I thought I'd take this confessional type of posting in a different direction, though. I think that every programmer, and every technologist period, probably has at least one story about a terrible, terrible kludge they once did to solve a problem. I will admit to having several of those, actually. Self-modifying code and/or branches into data space play prominent roles in several of the really nasty ones that I've done professionally... though not recently ;-) Since Bob's confession relates to something he did long ago, I'll dig back into the far reaches of my memory and do the same.

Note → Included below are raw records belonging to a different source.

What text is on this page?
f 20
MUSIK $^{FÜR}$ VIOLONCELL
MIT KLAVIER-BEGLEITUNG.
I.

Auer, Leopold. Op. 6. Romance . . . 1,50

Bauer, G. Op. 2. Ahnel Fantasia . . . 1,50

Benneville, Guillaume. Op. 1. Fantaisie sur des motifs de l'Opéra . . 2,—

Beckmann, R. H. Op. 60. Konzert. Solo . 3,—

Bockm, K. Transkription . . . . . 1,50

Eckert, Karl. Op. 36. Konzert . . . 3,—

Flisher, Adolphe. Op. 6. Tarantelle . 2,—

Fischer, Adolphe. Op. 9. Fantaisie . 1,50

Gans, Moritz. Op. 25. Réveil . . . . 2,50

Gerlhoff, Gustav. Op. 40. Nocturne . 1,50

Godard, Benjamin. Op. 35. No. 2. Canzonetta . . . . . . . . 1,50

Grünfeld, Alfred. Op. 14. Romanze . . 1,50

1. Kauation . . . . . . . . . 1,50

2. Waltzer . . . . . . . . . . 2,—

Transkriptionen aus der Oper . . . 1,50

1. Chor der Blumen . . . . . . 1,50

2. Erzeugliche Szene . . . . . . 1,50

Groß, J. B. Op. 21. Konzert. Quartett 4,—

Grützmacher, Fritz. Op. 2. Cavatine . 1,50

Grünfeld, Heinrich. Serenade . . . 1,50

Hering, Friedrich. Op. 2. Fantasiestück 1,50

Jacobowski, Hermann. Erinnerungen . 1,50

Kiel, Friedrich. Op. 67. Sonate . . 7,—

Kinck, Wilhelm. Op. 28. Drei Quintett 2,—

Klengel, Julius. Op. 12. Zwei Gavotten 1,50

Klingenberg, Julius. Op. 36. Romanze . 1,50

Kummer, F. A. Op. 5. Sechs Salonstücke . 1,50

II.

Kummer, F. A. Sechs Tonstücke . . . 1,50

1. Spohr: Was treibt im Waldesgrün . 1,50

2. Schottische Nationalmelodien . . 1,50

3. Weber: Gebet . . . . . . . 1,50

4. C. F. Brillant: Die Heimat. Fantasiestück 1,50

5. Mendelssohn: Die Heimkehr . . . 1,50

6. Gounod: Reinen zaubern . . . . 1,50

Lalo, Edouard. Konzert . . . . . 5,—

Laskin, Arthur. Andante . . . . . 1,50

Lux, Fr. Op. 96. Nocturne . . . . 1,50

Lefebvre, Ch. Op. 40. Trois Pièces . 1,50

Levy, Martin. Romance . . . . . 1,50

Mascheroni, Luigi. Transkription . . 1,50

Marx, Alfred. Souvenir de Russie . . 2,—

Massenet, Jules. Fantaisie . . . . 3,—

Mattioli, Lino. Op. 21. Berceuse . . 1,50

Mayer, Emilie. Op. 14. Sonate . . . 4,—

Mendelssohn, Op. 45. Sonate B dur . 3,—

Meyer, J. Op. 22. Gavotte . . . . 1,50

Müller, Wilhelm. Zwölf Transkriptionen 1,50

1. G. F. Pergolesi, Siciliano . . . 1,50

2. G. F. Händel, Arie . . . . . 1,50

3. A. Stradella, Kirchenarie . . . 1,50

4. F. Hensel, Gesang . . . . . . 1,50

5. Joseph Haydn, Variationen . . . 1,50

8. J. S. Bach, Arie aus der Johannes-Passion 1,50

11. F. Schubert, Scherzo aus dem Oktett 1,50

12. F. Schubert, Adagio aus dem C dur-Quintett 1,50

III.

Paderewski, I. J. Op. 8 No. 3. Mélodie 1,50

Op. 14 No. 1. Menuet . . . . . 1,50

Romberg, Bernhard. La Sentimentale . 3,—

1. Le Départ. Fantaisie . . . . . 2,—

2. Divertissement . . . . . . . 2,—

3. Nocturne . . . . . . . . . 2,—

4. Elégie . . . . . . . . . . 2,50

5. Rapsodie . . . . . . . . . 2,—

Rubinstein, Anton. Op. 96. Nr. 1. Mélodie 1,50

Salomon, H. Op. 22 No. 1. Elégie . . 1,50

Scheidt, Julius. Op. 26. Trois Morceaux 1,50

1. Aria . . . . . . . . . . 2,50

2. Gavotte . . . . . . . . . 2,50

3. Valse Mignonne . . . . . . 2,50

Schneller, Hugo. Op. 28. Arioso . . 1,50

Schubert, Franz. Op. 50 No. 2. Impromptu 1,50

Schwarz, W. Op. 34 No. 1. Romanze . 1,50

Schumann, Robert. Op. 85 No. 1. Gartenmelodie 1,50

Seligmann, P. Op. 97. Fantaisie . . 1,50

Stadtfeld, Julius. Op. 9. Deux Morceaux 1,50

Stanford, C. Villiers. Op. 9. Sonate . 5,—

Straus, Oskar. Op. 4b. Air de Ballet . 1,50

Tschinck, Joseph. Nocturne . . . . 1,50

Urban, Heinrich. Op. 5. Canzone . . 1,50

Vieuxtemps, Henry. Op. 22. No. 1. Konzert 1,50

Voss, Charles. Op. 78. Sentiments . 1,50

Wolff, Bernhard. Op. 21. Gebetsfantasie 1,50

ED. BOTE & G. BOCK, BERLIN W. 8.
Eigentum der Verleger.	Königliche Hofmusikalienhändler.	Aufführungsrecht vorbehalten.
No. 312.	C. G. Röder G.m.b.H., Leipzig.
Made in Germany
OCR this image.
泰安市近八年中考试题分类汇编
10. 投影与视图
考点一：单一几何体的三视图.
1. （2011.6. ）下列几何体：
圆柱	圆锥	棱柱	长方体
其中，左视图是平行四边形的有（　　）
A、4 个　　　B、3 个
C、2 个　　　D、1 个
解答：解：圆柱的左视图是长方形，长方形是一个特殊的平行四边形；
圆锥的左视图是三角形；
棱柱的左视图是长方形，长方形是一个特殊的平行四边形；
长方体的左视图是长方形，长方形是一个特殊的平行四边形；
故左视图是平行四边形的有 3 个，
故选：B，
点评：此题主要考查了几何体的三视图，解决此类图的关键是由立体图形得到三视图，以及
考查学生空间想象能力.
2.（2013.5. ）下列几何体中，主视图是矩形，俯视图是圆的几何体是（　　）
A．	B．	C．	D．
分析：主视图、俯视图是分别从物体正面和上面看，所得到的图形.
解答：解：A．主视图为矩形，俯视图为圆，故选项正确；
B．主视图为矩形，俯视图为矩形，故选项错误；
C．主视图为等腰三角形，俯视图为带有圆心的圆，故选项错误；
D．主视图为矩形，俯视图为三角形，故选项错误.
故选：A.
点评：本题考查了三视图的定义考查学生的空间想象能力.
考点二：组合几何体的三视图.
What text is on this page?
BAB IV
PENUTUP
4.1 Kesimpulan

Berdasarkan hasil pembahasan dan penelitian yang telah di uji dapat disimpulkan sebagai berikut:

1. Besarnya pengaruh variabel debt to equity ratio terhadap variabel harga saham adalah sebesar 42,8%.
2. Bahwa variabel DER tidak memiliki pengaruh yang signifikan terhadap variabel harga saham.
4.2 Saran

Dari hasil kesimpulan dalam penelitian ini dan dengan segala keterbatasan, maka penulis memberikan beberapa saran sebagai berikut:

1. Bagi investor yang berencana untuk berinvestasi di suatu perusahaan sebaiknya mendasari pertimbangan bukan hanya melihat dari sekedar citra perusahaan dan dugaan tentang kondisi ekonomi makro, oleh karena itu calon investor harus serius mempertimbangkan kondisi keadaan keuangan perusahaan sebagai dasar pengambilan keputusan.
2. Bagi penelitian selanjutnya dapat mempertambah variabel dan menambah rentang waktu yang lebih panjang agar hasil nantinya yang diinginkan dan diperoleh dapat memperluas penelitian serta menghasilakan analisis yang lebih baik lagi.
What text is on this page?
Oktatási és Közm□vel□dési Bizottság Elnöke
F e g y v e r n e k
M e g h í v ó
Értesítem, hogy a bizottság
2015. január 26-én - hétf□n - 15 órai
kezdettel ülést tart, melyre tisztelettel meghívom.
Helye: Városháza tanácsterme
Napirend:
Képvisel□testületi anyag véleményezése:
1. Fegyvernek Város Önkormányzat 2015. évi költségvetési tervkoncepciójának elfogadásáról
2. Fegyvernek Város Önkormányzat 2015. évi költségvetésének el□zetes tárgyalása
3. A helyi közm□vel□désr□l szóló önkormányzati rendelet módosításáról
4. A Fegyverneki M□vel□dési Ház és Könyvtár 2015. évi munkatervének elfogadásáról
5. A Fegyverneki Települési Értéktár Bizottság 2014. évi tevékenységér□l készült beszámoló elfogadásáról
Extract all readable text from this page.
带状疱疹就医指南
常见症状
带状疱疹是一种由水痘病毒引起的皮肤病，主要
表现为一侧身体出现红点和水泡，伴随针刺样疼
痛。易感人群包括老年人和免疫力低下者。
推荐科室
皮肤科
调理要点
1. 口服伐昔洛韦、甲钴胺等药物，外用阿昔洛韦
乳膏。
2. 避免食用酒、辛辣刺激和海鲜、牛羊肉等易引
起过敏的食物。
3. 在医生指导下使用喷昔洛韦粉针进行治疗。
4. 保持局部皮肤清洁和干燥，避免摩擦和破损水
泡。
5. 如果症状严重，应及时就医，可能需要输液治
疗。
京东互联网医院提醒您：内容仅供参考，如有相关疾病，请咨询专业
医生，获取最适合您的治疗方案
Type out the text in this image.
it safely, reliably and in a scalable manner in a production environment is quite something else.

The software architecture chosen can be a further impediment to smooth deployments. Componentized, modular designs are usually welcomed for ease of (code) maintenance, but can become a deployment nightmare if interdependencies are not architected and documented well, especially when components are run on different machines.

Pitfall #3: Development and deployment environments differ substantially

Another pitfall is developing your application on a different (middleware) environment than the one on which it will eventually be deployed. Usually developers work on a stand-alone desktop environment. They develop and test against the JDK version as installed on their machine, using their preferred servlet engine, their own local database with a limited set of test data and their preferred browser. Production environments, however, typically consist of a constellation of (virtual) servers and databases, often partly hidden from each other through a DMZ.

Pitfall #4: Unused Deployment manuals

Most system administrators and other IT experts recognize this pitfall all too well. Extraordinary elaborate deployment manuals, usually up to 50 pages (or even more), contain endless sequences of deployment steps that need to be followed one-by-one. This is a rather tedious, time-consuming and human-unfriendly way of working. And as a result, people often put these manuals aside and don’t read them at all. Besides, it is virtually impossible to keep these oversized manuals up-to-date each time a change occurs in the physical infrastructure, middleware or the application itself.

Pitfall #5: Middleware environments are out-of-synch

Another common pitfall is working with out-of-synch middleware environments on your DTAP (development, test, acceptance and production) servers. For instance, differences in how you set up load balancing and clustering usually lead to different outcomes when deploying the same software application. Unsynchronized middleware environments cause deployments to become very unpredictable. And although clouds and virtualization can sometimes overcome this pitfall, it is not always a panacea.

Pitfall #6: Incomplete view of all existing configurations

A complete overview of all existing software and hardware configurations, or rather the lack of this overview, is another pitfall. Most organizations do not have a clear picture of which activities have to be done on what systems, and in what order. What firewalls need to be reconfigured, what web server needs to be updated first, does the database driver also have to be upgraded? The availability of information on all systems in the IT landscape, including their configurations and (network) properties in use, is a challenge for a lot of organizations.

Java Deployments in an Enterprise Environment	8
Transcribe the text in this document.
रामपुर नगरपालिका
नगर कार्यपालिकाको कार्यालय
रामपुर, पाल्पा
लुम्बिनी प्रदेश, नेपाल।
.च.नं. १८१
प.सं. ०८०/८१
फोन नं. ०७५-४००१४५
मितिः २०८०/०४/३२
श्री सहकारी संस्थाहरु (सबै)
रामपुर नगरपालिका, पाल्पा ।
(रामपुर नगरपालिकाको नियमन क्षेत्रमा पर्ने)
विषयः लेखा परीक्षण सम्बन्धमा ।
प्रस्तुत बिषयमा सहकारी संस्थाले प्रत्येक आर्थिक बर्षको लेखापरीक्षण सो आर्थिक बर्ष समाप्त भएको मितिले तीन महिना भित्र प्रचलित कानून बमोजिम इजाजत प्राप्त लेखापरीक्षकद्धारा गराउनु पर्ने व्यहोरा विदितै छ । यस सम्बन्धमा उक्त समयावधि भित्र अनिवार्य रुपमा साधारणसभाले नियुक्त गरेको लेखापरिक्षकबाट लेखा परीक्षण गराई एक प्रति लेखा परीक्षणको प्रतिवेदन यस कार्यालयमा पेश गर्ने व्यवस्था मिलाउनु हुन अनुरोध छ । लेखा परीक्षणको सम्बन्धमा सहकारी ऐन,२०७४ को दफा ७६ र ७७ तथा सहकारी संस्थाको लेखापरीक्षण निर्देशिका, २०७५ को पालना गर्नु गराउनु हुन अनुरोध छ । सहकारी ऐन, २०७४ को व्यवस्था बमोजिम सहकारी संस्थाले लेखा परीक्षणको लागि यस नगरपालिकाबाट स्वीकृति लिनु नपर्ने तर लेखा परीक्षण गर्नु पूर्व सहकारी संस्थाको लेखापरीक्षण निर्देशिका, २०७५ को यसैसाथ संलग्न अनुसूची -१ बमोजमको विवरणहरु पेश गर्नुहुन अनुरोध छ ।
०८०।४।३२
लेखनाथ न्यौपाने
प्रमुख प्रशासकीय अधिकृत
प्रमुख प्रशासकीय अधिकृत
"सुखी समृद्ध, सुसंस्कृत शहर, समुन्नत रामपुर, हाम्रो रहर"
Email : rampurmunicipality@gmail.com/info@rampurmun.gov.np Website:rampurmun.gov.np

My first amazingly horrible kludge came when I was a student programmer working on a new module for a statistical package that was widely used by students and faculty at Dartmouth. The package was written in BASIC, and the module I was working on was supposed to allow users to input a formula to do a transformation on a data set. So, I wrote a cool recursive descent parser to validate the syntax of the formula, and then I started thinking about how I was going to actually interpret the formula to execute the transformation. It occurred to me that instead of writing the interpretation code, it would actually be easier to just take the validated formula and transform it into legal syntax for a decent programming language, then surround it with source code for a loop that read through the data set and fed the data into the variables referenced in the code for the formula, then compile and run that source code... so that's what I did. My BASIC code wrote a PL/1 program, then told the OS to compile and run it, and then read the results out of a temporary file.
Of course, code that writes code isn't really all that strange a concept. We do it in the Lotus world with @Eval, Evaluate() and NotesSession.Evaluate() all the time, and we do even crazier things sometimes, like writing a LotusScript agent that writes data that an @formula turns into JavaScript which writes HTML. But it always feels like a kludge to me, and it always reminds me of that BASIC program that wrote the PL/1 program back when I was a 19 year old student.